Qual o segredo da audiência do Big Brother? Será que é um programa ruim, que deveríamos boicotar
em nossas casas?
Penso que, como tudo que se refere ao ser humano, ser
ou não ser bom, fazer ou não fazer depende de uma análise um pouco mais profunda,
que chega na raiz do problema, que busca as suas causas e motivações. No caso
do Big Brother, acredito que o
segredo do sucesso de audiência está em que explora de forma muito atraente
três grandes anseios de muitas pessoas: a fama, a riqueza e a curiosidade.
Comecemos pela curiosidade. É ela ruim? Por certo que
não. Não fosse ela a ciência não evoluiria, nem as pessoas adquiririam
conhecimentos. É muito importante que o professor desperte nos alunos uma sadia
curiosidade por aprender. Também os cientistas devem estar fortemente
empenhados em fazer novas descobertas, para a cura de doenças, por exemplo, que
trarão grandes benefícios à humanidade.
Mas temos de admitir que há uma curiosidade menos
nobre. É aquela que leva a querer bisbilhotar a vida alheia, invadindo
desnecessariamente a privacidade dos outros. Toda pessoa tem direito à
intimidade. Há aspectos da nossa vida que não queremos revelar, ou ao menos não
desejamos que seja conhecido fora do ambiente familiar. No entanto, ao mesmo
tempo em que desejamos manter a nossa intimidade, é comum o desejo de conhecer a intimidade dos
outros.
Em algumas situações é necessário adentrar na
intimidade das pessoas, como o fazem o médico e, em maior grau ainda, o
psicólogo. Mas o que deve imperar aqui é o propósito de ajudar, não o de
conhecer para satisfazer uma curiosidade deturpada.
No caso desse programa, porém, o que se proporciona
aos telespectadores é a possibilidade de dar rédea solta a essa curiosidade
pervertida. Com ela se busca conhecer aspectos íntimos de outras pessoas apenas
para satisfazer um mero anseio pessoal, sem que com isso se pense (e nem se
pode) em fazer nada de útil pelo outro.
Outro importante ingrediente é a riqueza. Penso que
ela não seja ruim. O Big Brother,
porém, tenta vender uma imagem falsa, qual seja, de que é possível o sucesso
sem qualquer esforço. O que fazem esses “heróis”? Aceitam ficar trancafiados
por um tempo, numa total ociosidade e,
ao final, por aceitarem ficar vários dias ocupados em nada fazer, um deles será
premiado com um milhão de reais!
Com isso, o triste é que muitos jovens compram a
idéia. Ao invés de lutarem por estudar, conseguir um trabalho honrado, que lhes
assegure uma justa remuneração, passam a viver da ilusão de um dia acordar rico
e famoso, como que num passe de mágica. E, por desgraça, têm eles um modelo, um
herói fabricado pela TV que conseguiu essa proeza.
O terceiro ingrediente é a fama. Essa fascina mais
que a riqueza. Quantos de nós nos surpreendemos dando asas à imaginação
pensando em como seria se fôssemos famosos. Há pessoas que, ao fazer qualquer
boa ação, passa a pensar que isso deveria ser matéria do Fantástico do próximo
domingo, quando então todos poderiam ver e admirar “como eu sou bom”.
E o Big Brother
sabe explorar muito bem essa fraqueza humana. Rapidamente tira alguém do
anonimato e o traz para a glória, holofotes, aplausos, flashs etc.
Nesse aspecto, todos nós devemos estar vigilantes,
pois é muito comum procurarmos no aplauso o único motivo para nossas ações.
Falo agora, como exemplo, de minha experiência profissional.

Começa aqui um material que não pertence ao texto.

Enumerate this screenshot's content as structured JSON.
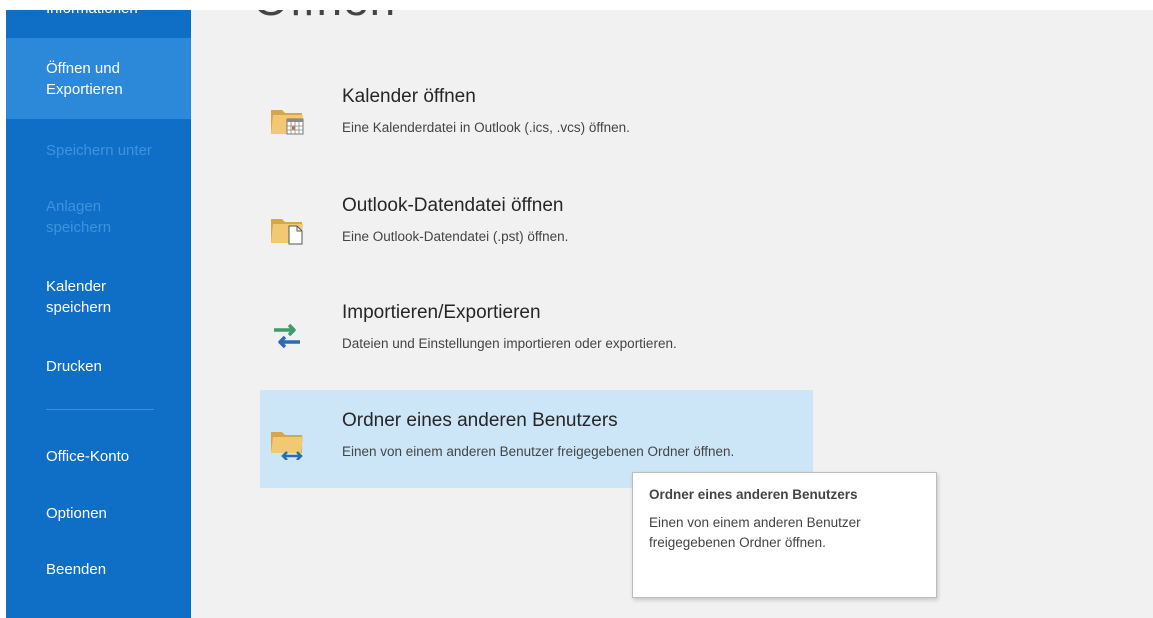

É sempre uma
tentação para o juiz se esmerar mais nos casos em que terão repercussão, que
sairão na imprensa, e, por outro lado, deixar de lado, ou dar menos atenção, aos
casos mais simples, sem repercussões, esquecendo-se de que em todos há pessoas
que sofrem e anseiam por justiça. Portanto, quando nossas ações são motivadas
exclusivamente pela fama, facilmente as pervertemos e causamos grandes males e
injustiças. E isso acontece com todos, não apenas com aqueles que têm a função
de julgar.
Fama, honra, riqueza, poder, glória... Se vez por
outra nos ocupássemos em considerar o que seremos nós daqui a não muitos
(trinta? sessenta? oitenta?...) anos, veríamos que tudo isso tem uma
importância muito, muito relativa. Afinal, quantos ainda se lembram o nome do
vencedor do segundo Big Brother? Ou,
se preferirem, quem era o Presidente do Supremo Tribunal Federal em 1958?